A quei tempi, grazie al programma di Disney Channel, Quasi Gol, condotto da Marco Cattaneo e Teresa, ero stato protagonista della rubrica Il Sogno e avevo avuto la possibilità di andare a Milanello e conoscere Carlo Ancelotti, che mi regalò la maglia di Paolo Maldini. In quel periodo, però, giocavo in attacco, mentre ora sono un centrocampista di qualità, e il mio idolo era Andriy Shevchenko, ma, allo stesso tempo, stimavo molto anche Andrea Pirlo. Per quanto riguarda il Milan attuale, mi rivedo un po’, nel mio piccolo, in Montolivo: so fare gioco ma, all’occorrenza, so tirare fuori gli attributi“.

Una volta fallito il provino per giocare nel Milan, avresti pensato che la tua carriera calcistica potesse riprendere il volo?
Fallito il provino per diventare rossonero, c’ero rimasto male, ma non mi ero dato per vinto: ero ancora giovane e avrei potuto comunque emergere. E’ stata un’altra la situazione in cui ho temuto di dovere dire addio alla possibilità di diventare un calciatore. Dopo avere giocato con la Berretti, con la maglia della Vallenzana, avevo tentato un provino al Genoa, ma, prima di andare in scena, mi sono infortunato. Lì ho avuto paura di dovere smettere: ho pensato di dedicarmi soltanto allo studio. Ora che sono negli Stati Uniti, però, è cambiato tutto“.

Credi nella possibilità di arrivare, nei prossimi anni, in una tra le massime serie statunitensi?
Non ho ancora le idee chiare sul mio futuro, ma, se riuscissi ad avere qualche offerta, non mi tirerei di certo indietro. Alcuni miei compagni di squadra sono già stati richiesti. Tim Parker, ad esempio, è approdato nella MLS, in massima serie, e ora gioca a Vancouver. Un altro mio compagno di squadra, il brasiliano Marco Bordon, da febbraio, andrà a Tokyo, in prova in una squadra della massima serie giapponese. Inoltre, tra i miei compagni, figurano ex Primavera del Lione, ex Under-21 della nazionale di Haiti, Nuova Zelanda e Trinidad e Tobago. In una partita mi è capitato di marcare un giocatore proveniente dal vivaio del Borussia Dortmund. A differenza di quanto si pensi, infatti, il livello del calcio statunitense è alto. Ci si allena in maniera regolare e con massima serietà, anche di prima mattina, dalle sette alle nove, con tanto di personal coach, e, al calcio, viene conferita grande importanza“.

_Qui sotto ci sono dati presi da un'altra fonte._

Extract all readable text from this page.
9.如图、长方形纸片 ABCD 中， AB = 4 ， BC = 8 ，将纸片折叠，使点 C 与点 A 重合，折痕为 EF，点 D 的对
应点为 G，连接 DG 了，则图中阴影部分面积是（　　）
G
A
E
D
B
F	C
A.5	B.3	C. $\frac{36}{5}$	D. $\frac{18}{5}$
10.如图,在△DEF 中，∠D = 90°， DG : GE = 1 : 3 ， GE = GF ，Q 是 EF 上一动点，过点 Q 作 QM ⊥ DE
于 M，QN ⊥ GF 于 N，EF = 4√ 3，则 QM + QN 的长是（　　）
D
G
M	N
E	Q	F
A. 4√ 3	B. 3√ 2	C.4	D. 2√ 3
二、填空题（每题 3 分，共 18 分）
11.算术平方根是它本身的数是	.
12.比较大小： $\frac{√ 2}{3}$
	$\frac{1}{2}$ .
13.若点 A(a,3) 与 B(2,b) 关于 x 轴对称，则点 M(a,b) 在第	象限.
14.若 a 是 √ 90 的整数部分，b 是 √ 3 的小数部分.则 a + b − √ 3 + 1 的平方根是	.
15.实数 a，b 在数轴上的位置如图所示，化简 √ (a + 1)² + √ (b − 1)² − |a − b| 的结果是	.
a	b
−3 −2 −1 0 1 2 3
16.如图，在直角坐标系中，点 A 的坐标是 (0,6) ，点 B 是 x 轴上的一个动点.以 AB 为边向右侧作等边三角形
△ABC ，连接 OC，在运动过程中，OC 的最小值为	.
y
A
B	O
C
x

Quando militavi nel Cimiano, d’estate, nel corso di una partitella tra amici, siccome i tuoi compagni di squadra non davano il massimo, ti arrabbiasti, prendesti palla, li superasti a uno a uno e ti segnasti un autogol, per poi esultare. Ecco, adesso che sono trascorsi undici anni da quell’episodio, quanto è rimasto di quell’Andrea Previati? Potrò essere più preciso nei prossimi mesi. Ora mi sto riprendendo da due infortuni, uno al crociato e uno al menisco del ginocchio sinistro, ma, quando sarò al cento per cento, saprò dire con esattezza quanto sia rimasto dell’Andrea Previati che, da ragazzino, spazientito, a volte, dribblava i compagni e si faceva autorete“.